聖里くんの彼女になれたらって、強く思うよ。






「……ほんとに、好き」


「う、うん」



「大好きなの、伝わってる?」




「伝わってるから……っ」






ドキドキしてしにそうだから、ほんと、だめです。




聖里くんは簡単に人の心を奪ってしまう自覚をしたほうがいい!






「……俺、もう我慢しないよ」






なに、それ。
怖いんだけど。




さすがに、学校では自重してね?





「……かえろっか、なぎさ」






案外あっさり離れた聖里くんは、「あんまり長引かせると歯止め効かなくなりそうだから」と困ったように笑った。

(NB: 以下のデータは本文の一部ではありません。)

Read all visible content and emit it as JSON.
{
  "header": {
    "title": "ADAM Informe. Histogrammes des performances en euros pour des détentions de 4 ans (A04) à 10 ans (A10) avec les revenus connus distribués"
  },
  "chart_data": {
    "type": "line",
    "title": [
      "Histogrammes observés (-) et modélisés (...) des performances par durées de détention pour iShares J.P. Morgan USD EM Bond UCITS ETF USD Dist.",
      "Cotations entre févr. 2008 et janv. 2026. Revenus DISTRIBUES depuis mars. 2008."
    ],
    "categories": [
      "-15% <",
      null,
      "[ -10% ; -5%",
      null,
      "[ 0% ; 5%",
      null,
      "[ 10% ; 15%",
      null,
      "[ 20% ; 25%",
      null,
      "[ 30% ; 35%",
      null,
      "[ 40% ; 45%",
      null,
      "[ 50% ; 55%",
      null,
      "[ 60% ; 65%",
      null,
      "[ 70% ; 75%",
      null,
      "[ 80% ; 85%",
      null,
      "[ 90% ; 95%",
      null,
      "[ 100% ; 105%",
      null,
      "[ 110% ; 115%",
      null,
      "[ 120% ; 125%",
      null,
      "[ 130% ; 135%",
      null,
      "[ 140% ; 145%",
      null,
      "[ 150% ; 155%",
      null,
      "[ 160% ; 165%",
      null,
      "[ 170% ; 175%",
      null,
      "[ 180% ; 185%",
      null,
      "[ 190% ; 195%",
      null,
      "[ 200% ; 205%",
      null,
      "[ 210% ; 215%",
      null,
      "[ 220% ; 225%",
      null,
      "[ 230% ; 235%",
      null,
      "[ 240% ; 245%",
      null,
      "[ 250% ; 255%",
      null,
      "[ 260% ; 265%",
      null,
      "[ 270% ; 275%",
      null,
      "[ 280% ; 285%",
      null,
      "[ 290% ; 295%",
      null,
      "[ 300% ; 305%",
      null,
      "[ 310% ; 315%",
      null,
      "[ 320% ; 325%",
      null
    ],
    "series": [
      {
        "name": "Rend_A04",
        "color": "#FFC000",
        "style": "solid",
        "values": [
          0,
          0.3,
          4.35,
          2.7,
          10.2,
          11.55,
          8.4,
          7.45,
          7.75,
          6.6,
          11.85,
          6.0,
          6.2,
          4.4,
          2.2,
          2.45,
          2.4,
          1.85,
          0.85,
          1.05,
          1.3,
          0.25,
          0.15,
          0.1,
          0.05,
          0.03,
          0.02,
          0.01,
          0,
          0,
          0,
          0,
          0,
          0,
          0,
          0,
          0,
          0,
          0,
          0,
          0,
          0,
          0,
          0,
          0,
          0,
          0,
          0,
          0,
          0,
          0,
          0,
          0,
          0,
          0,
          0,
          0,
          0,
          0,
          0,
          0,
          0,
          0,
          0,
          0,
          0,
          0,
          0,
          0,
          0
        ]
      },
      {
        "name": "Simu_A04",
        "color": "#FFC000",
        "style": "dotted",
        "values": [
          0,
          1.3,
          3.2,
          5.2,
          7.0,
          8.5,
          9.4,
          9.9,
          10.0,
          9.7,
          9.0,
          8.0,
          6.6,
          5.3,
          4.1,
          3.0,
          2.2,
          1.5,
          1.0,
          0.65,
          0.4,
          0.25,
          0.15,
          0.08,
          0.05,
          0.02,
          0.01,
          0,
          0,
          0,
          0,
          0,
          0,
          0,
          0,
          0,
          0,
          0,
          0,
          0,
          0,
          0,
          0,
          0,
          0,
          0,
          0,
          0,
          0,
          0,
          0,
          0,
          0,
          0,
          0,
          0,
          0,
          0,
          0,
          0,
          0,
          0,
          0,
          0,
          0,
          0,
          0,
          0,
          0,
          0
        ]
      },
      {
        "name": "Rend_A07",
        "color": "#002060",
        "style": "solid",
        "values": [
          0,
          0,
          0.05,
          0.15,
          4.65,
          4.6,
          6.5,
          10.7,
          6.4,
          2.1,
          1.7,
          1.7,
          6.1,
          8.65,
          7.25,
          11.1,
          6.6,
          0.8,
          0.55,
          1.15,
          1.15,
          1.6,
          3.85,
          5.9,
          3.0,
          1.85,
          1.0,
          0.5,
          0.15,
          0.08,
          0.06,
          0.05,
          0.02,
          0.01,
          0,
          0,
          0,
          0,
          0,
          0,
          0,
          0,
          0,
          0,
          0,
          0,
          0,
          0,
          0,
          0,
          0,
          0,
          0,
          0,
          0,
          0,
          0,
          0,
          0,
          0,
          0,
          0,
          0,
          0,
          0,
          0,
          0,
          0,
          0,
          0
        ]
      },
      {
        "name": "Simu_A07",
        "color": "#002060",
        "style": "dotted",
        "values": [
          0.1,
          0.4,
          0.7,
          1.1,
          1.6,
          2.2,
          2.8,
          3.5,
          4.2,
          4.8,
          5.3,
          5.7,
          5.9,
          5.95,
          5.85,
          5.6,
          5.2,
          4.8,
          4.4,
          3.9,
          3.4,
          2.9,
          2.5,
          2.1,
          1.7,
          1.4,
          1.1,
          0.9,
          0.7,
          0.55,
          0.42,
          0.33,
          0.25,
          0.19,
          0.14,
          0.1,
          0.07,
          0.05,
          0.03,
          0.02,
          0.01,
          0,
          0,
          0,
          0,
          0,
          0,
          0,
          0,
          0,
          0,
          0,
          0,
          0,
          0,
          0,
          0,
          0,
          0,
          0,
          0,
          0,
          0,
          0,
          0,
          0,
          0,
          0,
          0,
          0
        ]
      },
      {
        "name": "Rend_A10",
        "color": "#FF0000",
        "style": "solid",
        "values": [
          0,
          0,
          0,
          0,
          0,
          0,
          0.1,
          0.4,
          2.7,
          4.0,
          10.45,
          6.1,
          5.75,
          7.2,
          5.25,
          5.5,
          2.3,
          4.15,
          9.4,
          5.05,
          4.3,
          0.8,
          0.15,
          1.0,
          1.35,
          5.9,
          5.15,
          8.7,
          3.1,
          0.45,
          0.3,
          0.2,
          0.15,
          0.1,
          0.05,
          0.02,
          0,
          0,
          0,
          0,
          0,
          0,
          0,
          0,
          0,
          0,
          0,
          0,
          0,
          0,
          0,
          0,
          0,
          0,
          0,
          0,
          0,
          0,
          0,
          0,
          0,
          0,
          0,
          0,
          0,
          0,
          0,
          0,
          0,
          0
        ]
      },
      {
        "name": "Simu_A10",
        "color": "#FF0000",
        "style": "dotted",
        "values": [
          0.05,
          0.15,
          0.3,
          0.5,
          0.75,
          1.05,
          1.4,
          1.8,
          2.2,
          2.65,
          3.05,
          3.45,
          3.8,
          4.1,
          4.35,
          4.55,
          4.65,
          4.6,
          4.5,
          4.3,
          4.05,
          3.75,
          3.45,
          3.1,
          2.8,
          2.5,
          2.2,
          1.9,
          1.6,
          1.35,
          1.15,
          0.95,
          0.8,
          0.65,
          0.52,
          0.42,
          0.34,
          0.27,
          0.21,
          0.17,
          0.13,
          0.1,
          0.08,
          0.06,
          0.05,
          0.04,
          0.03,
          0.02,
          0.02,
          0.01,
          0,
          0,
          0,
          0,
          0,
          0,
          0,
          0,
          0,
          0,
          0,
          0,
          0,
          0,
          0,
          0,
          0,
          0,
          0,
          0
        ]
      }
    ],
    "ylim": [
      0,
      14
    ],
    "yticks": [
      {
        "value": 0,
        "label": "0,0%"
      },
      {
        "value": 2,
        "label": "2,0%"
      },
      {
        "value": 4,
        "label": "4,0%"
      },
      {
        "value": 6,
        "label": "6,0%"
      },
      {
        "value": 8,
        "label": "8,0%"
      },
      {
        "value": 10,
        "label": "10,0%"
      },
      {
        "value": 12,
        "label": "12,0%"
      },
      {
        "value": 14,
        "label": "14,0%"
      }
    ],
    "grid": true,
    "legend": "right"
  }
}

当たり前のように一緒に帰ることになっていて、繋いでと言わんばかりにサッと差し出された手は、さすがに断った。





その夜。
興奮のあまり、勢いで芙実ちゃんに電話して、事情を説明した。



あの聖里くんに、告白されちゃった。
大好きなひとと両想いだった。




そしたら芙実ちゃん、またおんなじこと言った。




『あんまり待たせちゃだめだよ』って。